There was no major disruption to traffic in the metropolis early Monday. Main roads and streets were largely open with smooth-flowing traffic while alleys and smaller streets, especially those located on slopes, posed a challenge for drivers, who struggled to keep their vehicles on the road.
Yet, the weather conditions worsened in the evening, especially in remote parts of the European side. Motorists moved inch by inch as traffic almost came to a halt, while Metrobuses – the bus rapid transit system – were the only option for travel in areas without metro services. Some drivers abandoned their cars on the busy E-5 highway stretching across the city and boarded Metrobuses. Metrobuses worked overcapacity, and though they provided a faster transportation option, they were also eventually bogged down by the high numbers of passengers. Others preferred to wait in their vehicles, from Monday evening to the early hours of Tuesday. Traffic moving at a snail’s pace frustrated commuters who had to walk for kilometers to their homes in Beylikdüzü and nearby districts in the absence of mass transit vehicles to the inner parts of the districts from the E-5. Some companies allowed employees to leave early in the afternoon, while commuters working in other companies whose shuttle services operated at normal hours were stuck in traffic for hours.
People stranded on the roads complained of the absence of efforts by IBB, claiming that the municipality’s crews failed to pour salt on the roads to prevent icing and were slow to clear the snowed-in roads. Social media was awash with messages criticizing Mayor Ekrem İmamoğlu.
İmamoğlu did not directly address criticism at a press conference at IBB’s Disaster Coordination Center (AKOM) on Tuesday and instead gave figures about the work. He said the depth of snow reached up to 80 centimeters in some areas and they had more than 133,000 tons of salt to keep roads smooth. “We poured some 54,000 tons of salt and about 21 tons of chemicals to dissolve the ice over the past four days,” he said. The mayor said they were coordinating with all public agencies to minimize snow-related problems in Turkey’s most crowded city.
He said the snowfall was unprecedented but they aimed to reopen all snowed-in roads across the city, acknowledging that the situation in Arnavutköy district, where people were still trapped in their vehicles was dire but they were working to tow away the vehicles and reopen the roads. The mayor warned that snowfall, which was less dense and at times absent during the day on Tuesday would heighten again on Tuesday evening, warning people to heed the statements of authorities for measures.
On Tuesday morning, commuters scrambled to find transportation to work due to a ban on vehicles, while some areas were still inaccessible for buses, forcing people to walk again for kilometers to access public modes of transport.
It was announced later that all Istanbul-bound traffic from other cities has been halted due to the snowstorm. Vehicles will have to remain in neighboring provinces until further notice, Turkey’s General Directorate of Highways said.

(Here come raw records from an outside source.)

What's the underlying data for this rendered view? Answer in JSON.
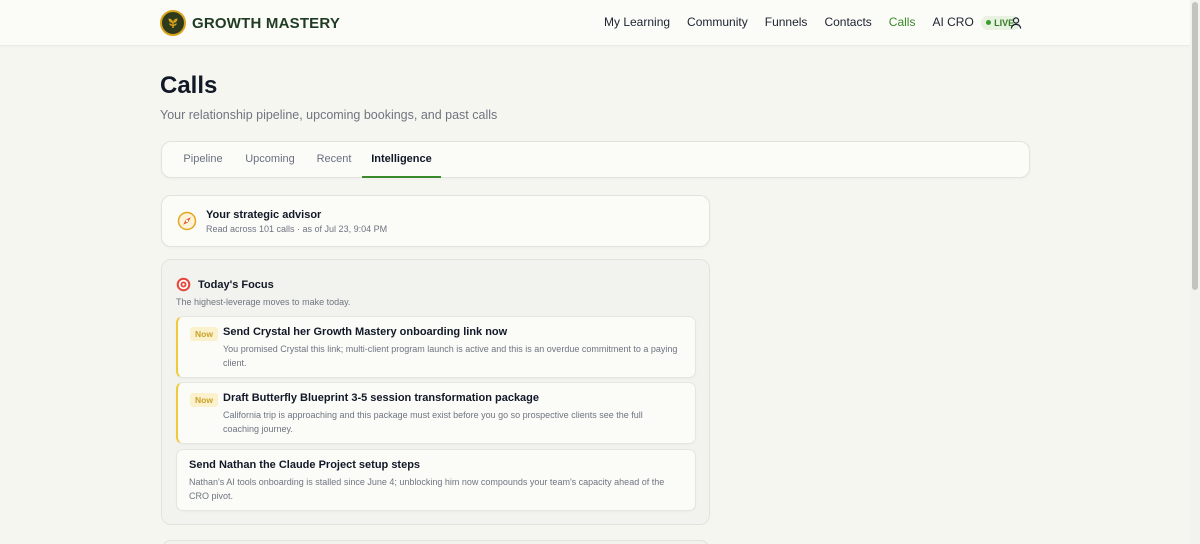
{
  "header": {
    "brand_name": "GROWTH MASTERY",
    "nav": [
      {
        "label": "My Learning"
      },
      {
        "label": "Community"
      },
      {
        "label": "Funnels"
      },
      {
        "label": "Contacts"
      },
      {
        "label": "Calls"
      },
      {
        "label": "AI CRO"
      }
    ],
    "live_badge": "LIVE",
    "active_nav": "Calls"
  },
  "page": {
    "title": "Calls",
    "subtitle": "Your relationship pipeline, upcoming bookings, and past calls"
  },
  "tabs": [
    {
      "label": "Pipeline"
    },
    {
      "label": "Upcoming"
    },
    {
      "label": "Recent"
    },
    {
      "label": "Intelligence"
    }
  ],
  "active_tab": "Intelligence",
  "advisor": {
    "title": "Your strategic advisor",
    "meta": "Read across 101 calls · as of Jul 23, 9:04 PM"
  },
  "focus": {
    "title": "Today's Focus",
    "subtitle": "The highest-leverage moves to make today.",
    "items": [
      {
        "badge": "Now",
        "title": "Send Crystal her Growth Mastery onboarding link now",
        "description": "You promised Crystal this link; multi-client program launch is active and this is an overdue commitment to a paying client."
      },
      {
        "badge": "Now",
        "title": "Draft Butterfly Blueprint 3-5 session transformation package",
        "description": "California trip is approaching and this package must exist before you go so prospective clients see the full coaching journey."
      },
      {
        "badge": "",
        "title": "Send Nathan the Claude Project setup steps",
        "description": "Nathan's AI tools onboarding is stalled since June 4; unblocking him now compounds your team's capacity ahead of the CRO pivot."
      }
    ]
  },
  "colors": {
    "accent_green": "#3a8a2b",
    "brand_dark": "#1f3b21",
    "now_yellow": "#f0c93a",
    "background": "#f6f6f1"
  },
  "icons": {
    "logo": "growth-leaf-icon",
    "user": "user-icon",
    "advisor": "compass-icon",
    "focus": "target-icon"
  }
}
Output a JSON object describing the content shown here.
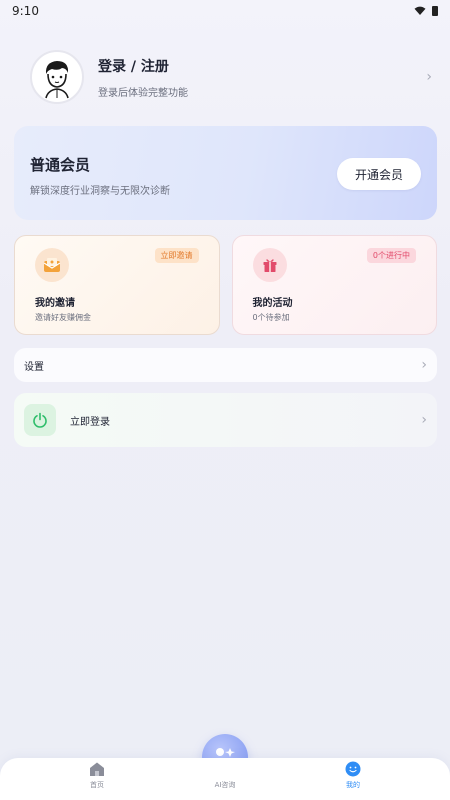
{
  "status_bar": {
    "time": "9:10"
  },
  "profile": {
    "title": "登录 / 注册",
    "subtitle": "登录后体验完整功能"
  },
  "vip": {
    "title": "普通会员",
    "subtitle": "解锁深度行业洞察与无限次诊断",
    "button": "开通会员"
  },
  "tiles": [
    {
      "title": "我的邀请",
      "subtitle": "邀请好友赚佣金",
      "badge": "立即邀请"
    },
    {
      "title": "我的活动",
      "subtitle": "0个待参加",
      "badge": "0个进行中"
    }
  ],
  "rows": {
    "settings": "设置",
    "login": "立即登录"
  },
  "tabbar": {
    "home": "首页",
    "ai": "AI咨询",
    "me": "我的"
  },
  "colors": {
    "accent": "#2f8df5",
    "vip_bg": "#dfe6fb",
    "invite_accent": "#e2792a",
    "activity_accent": "#e24a6a",
    "power_green": "#2ebd6a"
  }
}
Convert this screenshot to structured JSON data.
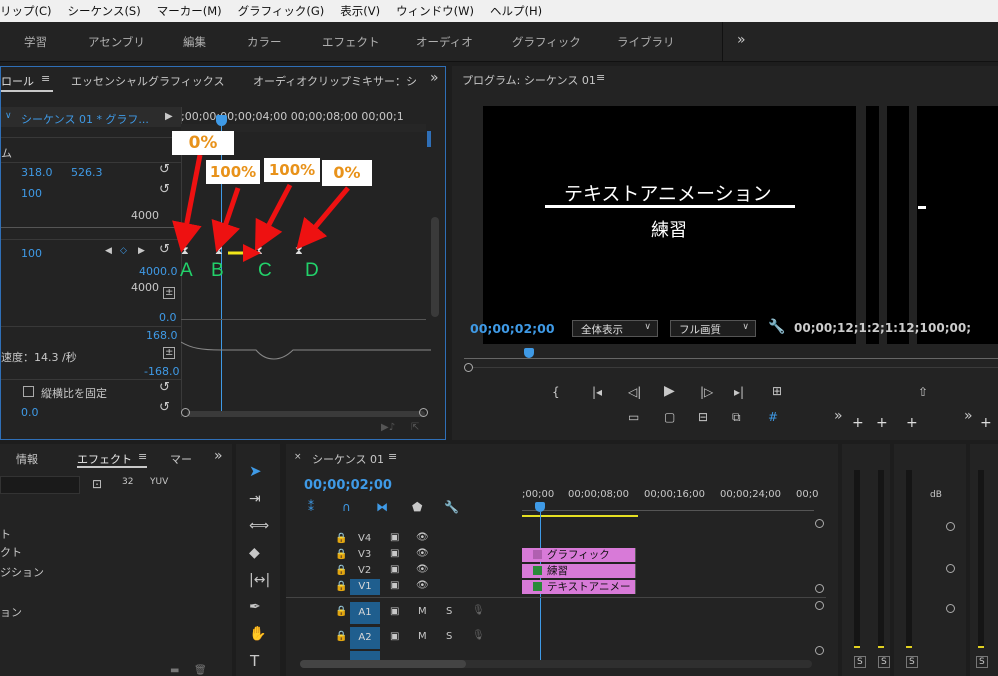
{
  "menu": [
    "リップ(C)",
    "シーケンス(S)",
    "マーカー(M)",
    "グラフィック(G)",
    "表示(V)",
    "ウィンドウ(W)",
    "ヘルプ(H)"
  ],
  "workspaces": [
    "学習",
    "アセンブリ",
    "編集",
    "カラー",
    "エフェクト",
    "オーディオ",
    "グラフィック",
    "ライブラリ"
  ],
  "effect_controls": {
    "tabs": [
      "ロール",
      "エッセンシャルグラフィックス",
      "オーディオクリップミキサー：シ"
    ],
    "clip_name": "シーケンス 01 * グラフ...",
    "ruler": ";00;00;00;00;04;00  00;00;08;00  00;00;1",
    "section": "ム",
    "position_x": "318.0",
    "position_y": "526.3",
    "scale": "100",
    "scale_max": "4000",
    "opacity": "100",
    "graph_max": "4000.0",
    "graph_mid": "4000",
    "graph_zero": "0.0",
    "velocity_max": "168.0",
    "velocity_label": "速度：14.3 /秒",
    "velocity_min": "-168.0",
    "uniform_scale": "縦横比を固定",
    "anchor_value": "0.0"
  },
  "annotations": {
    "callouts": [
      "0%",
      "100%",
      "100%",
      "0%"
    ],
    "letters": [
      "A",
      "B",
      "C",
      "D"
    ]
  },
  "program_monitor": {
    "title": "プログラム: シーケンス 01",
    "text_line1": "テキストアニメーション",
    "text_line2": "練習",
    "timecode": "00;00;02;00",
    "zoom": "全体表示",
    "quality": "フル画質",
    "duration": "00;00;12;1:2;1:12;1",
    "duration2": "00;00;"
  },
  "effects_panel": {
    "tabs": [
      "情報",
      "エフェクト",
      "マー"
    ],
    "items": [
      "ト",
      "クト",
      "ジション",
      "ョン"
    ]
  },
  "timeline": {
    "title": "シーケンス 01",
    "timecode": "00;00;02;00",
    "ruler": [
      ";00;00",
      "00;00;08;00",
      "00;00;16;00",
      "00;00;24;00",
      "00;0"
    ],
    "video_tracks": [
      "V4",
      "V3",
      "V2",
      "V1"
    ],
    "audio_tracks": [
      "A1",
      "A2"
    ],
    "clips": [
      "グラフィック",
      "練習",
      "テキストアニメー"
    ],
    "m_label": "M",
    "s_label": "S"
  },
  "meters": {
    "s_labels": [
      "S",
      "S",
      "S",
      "S"
    ],
    "db": "dB"
  },
  "colors": {
    "accent": "#3f9ae6",
    "clip": "#d87ad8",
    "callout_text": "#e8921a",
    "arrow": "#ee1111",
    "letter": "#22d16a"
  }
}
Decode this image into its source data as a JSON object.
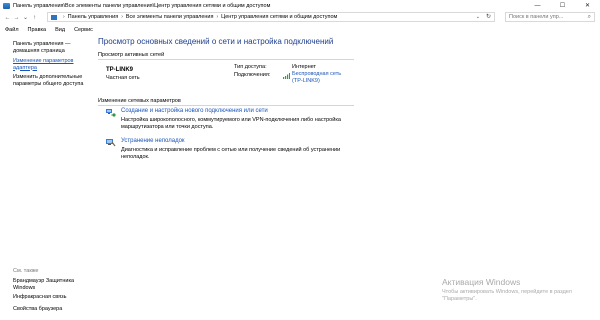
{
  "window": {
    "title": "Панель управления\\Все элементы панели управления\\Центр управления сетями и общим доступом",
    "controls": {
      "minimize": "—",
      "maximize": "☐",
      "close": "✕"
    }
  },
  "address": {
    "back": "←",
    "forward": "→",
    "recent": "⌄",
    "up": "↑",
    "crumbs": [
      "Панель управления",
      "Все элементы панели управления",
      "Центр управления сетями и общим доступом"
    ],
    "separator": "›",
    "dropdown": "⌄",
    "refresh": "↻",
    "search_placeholder": "Поиск в панели упр...",
    "search_icon": "⌕"
  },
  "menu": [
    "Файл",
    "Правка",
    "Вид",
    "Сервис"
  ],
  "left_pane": {
    "home": "Панель управления — домашняя страница",
    "adapter": "Изменение параметров адаптера",
    "advanced": "Изменить дополнительные параметры общего доступа",
    "see_also_title": "См. также",
    "see_also": [
      "Брандмауэр Защитника Windows",
      "Инфракрасная связь",
      "Свойства браузера"
    ]
  },
  "main": {
    "title": "Просмотр основных сведений о сети и настройка подключений",
    "active_section": "Просмотр активных сетей",
    "network": {
      "name": "TP-LINK9",
      "type": "Частная сеть",
      "access_label": "Тип доступа:",
      "access_value": "Интернет",
      "connections_label": "Подключения:",
      "connection_link": "Беспроводная сеть (TP-LINK9)"
    },
    "change_section": "Изменение сетевых параметров",
    "tasks": [
      {
        "link": "Создание и настройка нового подключения или сети",
        "desc": "Настройка широкополосного, коммутируемого или VPN-подключения либо настройка маршрутизатора или точки доступа.",
        "icon": "network-setup-icon"
      },
      {
        "link": "Устранение неполадок",
        "desc": "Диагностика и исправление проблем с сетью или получение сведений об устранении неполадок.",
        "icon": "troubleshoot-icon"
      }
    ]
  },
  "watermark": {
    "title": "Активация Windows",
    "text": "Чтобы активировать Windows, перейдите в раздел \"Параметры\"."
  },
  "colors": {
    "link": "#1a55b8",
    "title": "#1e3f8f",
    "wifi": "#2e9e3e"
  }
}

Authorities said on Tuesday that 5,057 people stranded on the roads were evacuated, and 3,180 among them were taken to hotels, guest houses, and dormitories where they spent Monday night. Local municipalities and nongovernmental organizations (NGOs) distributed tea, soup, water, and food to stranded people on the roads. The governorate also advised the motorists stuck in traffic to take shelter in 71 mosques along the routes.
Turkey’s western and northern regions continue to grapple with dense snowfall that descended over the weekend in a spell of bad weather that has been battering other parts of the country since last week. Tucking regions in under a blanket of white, the snowfall and blizzards disrupted intercity travel.